7 January 2022

François Truffaut's Domicile conjugal | Bed and Board (1970)

This is the fourth film in the Antoine Doinel series, and of course he hasn't grown up, or maybe doesn't want to grow up, or is an insensitive Aspie. Antoine (Jean-Pierre Léaud as always) is now married to Christine (Claude Jade): he works for a florist, and she teaches violin. And she's proud to be married, although he still exhibits the same immaturity/awkwardness/Asperger sydrome traits as in previous films.

Christine becomes pregnant and Antoine begins to work (by default and misunderstanding) in Paris for an American research company: Antoine's main job is showing foreign visitors the hydraulics of miniature boats. There's a clash: Christine wants to call the child Ghislain, although Antoine officially registers him as 'Alphonse', after (it seems) Daudet (or could it be Benjamin Constant's nouvelle?. And then Antoine falls for, and has a relationship (largely instigated by Kyoko (Hiroko Berghauer)) with a Japanese visitor. As in Baisés volés, they also exchange messages while the other is there, and soon Christine has had enough because she realises what's going on.

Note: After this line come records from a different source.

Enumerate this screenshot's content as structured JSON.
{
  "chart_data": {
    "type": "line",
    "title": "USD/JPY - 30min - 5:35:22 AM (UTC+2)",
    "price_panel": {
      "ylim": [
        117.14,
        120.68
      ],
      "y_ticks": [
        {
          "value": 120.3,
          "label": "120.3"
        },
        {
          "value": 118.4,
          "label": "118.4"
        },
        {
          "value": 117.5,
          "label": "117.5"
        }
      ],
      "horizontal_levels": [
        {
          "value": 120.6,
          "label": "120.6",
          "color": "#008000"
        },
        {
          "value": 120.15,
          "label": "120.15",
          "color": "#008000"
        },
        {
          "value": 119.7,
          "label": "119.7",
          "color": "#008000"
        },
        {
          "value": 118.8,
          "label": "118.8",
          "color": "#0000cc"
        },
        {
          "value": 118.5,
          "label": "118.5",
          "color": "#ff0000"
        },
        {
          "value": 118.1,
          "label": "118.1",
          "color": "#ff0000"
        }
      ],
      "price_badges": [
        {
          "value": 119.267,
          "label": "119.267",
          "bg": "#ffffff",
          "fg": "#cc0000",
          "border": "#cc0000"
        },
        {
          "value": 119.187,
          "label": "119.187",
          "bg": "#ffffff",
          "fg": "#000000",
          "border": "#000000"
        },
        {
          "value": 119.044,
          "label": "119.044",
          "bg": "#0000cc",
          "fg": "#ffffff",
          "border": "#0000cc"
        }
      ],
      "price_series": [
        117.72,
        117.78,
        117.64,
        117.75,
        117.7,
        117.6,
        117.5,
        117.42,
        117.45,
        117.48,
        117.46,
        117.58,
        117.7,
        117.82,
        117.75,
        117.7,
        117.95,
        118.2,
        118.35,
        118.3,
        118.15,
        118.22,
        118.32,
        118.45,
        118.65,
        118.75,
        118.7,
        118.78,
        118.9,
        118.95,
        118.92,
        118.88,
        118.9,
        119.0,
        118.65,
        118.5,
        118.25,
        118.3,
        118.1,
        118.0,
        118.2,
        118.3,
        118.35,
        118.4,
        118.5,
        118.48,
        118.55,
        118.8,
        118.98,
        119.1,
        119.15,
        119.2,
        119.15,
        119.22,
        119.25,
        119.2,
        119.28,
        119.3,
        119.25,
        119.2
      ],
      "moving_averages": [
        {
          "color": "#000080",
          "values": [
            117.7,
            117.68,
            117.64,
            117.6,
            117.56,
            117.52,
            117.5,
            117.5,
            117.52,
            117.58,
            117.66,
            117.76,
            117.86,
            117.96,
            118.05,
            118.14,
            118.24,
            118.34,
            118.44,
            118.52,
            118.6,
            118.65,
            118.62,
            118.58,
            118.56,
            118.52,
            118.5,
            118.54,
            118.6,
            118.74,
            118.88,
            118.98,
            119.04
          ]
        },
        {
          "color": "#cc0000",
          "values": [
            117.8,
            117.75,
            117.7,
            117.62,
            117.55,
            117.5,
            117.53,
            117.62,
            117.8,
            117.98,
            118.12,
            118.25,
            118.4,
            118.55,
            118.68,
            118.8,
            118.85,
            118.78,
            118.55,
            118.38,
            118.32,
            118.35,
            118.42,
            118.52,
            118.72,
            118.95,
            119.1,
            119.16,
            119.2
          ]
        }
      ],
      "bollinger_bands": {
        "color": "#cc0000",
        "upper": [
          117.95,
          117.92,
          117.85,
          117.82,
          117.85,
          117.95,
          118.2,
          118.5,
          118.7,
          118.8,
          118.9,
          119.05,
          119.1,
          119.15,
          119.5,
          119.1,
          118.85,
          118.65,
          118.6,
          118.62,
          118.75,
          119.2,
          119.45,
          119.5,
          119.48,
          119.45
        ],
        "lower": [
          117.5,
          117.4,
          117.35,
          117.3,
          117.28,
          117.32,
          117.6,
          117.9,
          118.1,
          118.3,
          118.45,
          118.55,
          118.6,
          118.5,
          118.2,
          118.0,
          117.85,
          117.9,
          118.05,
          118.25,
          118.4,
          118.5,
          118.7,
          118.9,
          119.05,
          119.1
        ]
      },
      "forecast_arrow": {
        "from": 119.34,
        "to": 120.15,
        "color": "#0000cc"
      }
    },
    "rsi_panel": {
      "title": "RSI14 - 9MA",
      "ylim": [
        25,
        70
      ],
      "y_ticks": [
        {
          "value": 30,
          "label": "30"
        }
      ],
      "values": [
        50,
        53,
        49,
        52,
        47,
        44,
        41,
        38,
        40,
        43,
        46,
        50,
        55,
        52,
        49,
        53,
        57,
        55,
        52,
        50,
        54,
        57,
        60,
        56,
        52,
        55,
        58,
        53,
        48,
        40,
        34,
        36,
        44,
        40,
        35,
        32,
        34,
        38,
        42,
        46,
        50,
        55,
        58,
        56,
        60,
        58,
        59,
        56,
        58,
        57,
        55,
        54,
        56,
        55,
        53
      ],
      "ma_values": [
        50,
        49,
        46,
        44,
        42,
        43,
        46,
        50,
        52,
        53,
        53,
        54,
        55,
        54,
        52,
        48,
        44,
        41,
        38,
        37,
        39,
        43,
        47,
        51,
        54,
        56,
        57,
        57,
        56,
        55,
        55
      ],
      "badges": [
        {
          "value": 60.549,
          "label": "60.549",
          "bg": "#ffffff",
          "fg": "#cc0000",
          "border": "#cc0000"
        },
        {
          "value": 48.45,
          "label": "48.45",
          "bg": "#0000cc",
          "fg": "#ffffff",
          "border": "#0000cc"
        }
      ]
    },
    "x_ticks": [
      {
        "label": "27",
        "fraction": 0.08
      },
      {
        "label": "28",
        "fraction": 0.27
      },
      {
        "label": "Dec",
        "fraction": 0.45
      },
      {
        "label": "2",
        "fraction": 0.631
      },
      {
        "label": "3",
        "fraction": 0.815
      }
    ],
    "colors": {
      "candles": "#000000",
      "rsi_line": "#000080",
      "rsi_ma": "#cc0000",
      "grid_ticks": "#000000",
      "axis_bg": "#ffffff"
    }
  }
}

But then it's not long before Antoine too has has enough of Kyoko's speechlessness and various 'foreign' ways, and at a restaurant with Kyoko, bored with her because she says nothing to him, Antoine phones Christine three long times. He returns to find Kyoko gone with an insulting note, and goes back to Christine and Alphonse, or Ghislain.

Odd things to note in the film: at Christine's parents Antoine mentions their 'striglias' plants, which he says are often confused with 'oubiglias': neither of these plants exist, although his parents-in-law don't react; nor do they to react to Antoine telling them that Mothers' Day is a Nazi invention. There is also a scene in which a distinct caricature of Jacques Tati waits at a métro platform and then boards a train. Maybe not the best of the saga, but still interesting.